Василий Петрович напихал махоркою свою трубочку и, выпустив из рта тоненькую струйку едкого дыма, осадил пальцем горящий табак и сказал:

- Задачки стану переписывать.

- Какие задачки? - спросил Челновский, приставляя ладонь к своему уху.

- Задачки, задачки семинарские стану, мол, пока переписывать. Ну, тетрадки ученические, не понимаешь, что ли? - пояснил он.

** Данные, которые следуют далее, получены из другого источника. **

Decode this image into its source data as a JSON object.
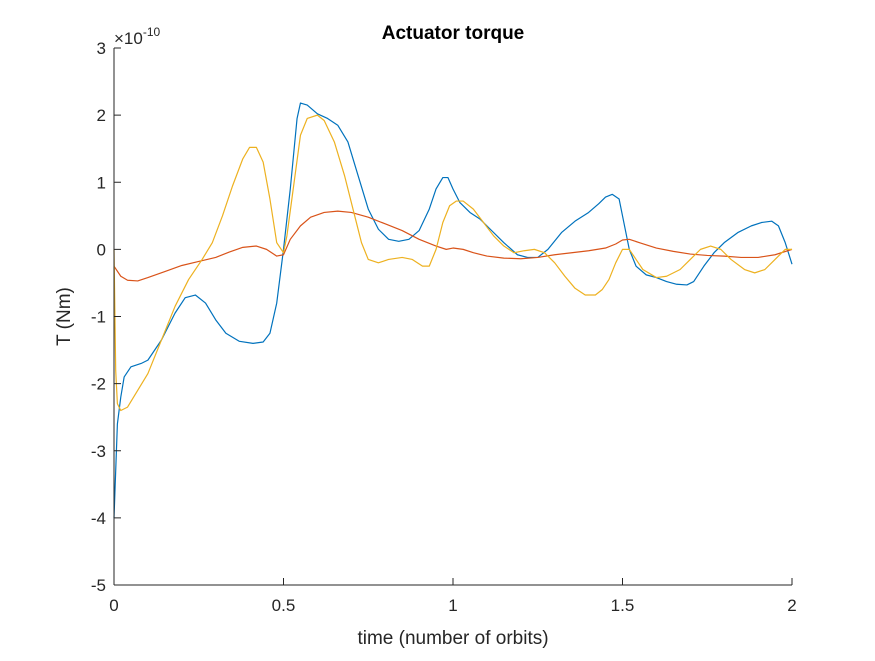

- Понимаю теперь. Плохая, брат, работа.

- Все равно.

- Два целковых в месяц как раз заработаешь.

- Это мне все едино.

- Ну, а дальше что?

- Кондиции мне отыщи.

- Опять в деревню?

- В деревню лучше.

- И опять через неделю уйдешь. Ты знаешь, что он сделал прошлой весной, - сказал, обращаясь ко мне, Челновский. - Поставил я его на место, сто двадцать рублей в год платы, на всем готовом, с тем чтобы он приготовил ко второму классу гимназии одного мальчика. Справили ему все, что нужно, снарядили доброго молодца. Ну, думаю, на месте наш Овцебык! А он через месяц опять перед нами как вырос. Еще за свою науку и белье там оставил.

- Ну так что же, если нельзя было иначе, - сказал, нахмурясь, Овцебык и встал со стула.

- А спроси его, отчего нельзя? - сказал Челновский, снова обращаясь ко мне. - Оттого, что за волосенки пощипать мальчишку не позволили.

- Еще соври! - пробормотал Овцебык.

- Ну, а как же было?

- Так было, что иначе нельзя было. Овцебык остановился передо мною и, подумав с минутку, сказал:

- Вовсе особое дело было!

- Садитесь, Василий Петрович, - сказал я, подвигаясь на кровати.

- Нет, не надо. Вовсе особое дело, - начал он снова. - Мальчишке пятнадцатый год, а между тем уж он совсем дворянин, то есть бесстыжая шельма.

- Вот у нас как! - пошутил Челновский.

- Да, - продолжал Овцебык. - Повар у них был Егор, молодой парень. Женился он, взял дьячковскую дочь из нашего духовенного нищенства. Барчонок уж всему был обучен, и давай к ней лязгаться. А бабенка молодая, не из таковских; пожаловалась мужу, а муж - барыне. Та там что-то поговорила сыну, а он опять за свое. Так в другой раз, в третий - повар опять к барыне, что жене отбою нет от барчука, - опять ничего. Взяла меня досада. "Послушайте, говорю ему, - если вы еще раз защипнете Аленку, так я вас тресну". Покраснел от досады; взыграла благородная кровь, знаете; полетел к мамаше, а я за ним. Гляжу: она сидит в креслах, и тоже вся красная; а сын по-французски ей жалобу на меня расписывает. Как увидела меня, сейчас взяла его за руку и улыбается, черт знает чего. "Полно, говорит, мой друг. Василью Петровичу, верно, что-нибудь показалось; он шутит, и ты докажешь ему, что он ошибается". А сама, вижу, косится на меня. Малец мой пошел, а она, вместо того чтобы поговорить со мною о сыне, говорит: "Какой вы рыцарь, Василий Петрович! Уж не сердечная ли у вас зазнобушка?" Ну, а я этих вещей терпеть не могу, - сказал Овцебык, энергически махнув рукою. - Не могу я этого слушать, - повторил он еще раз, возвысив голос, и снова зашагал.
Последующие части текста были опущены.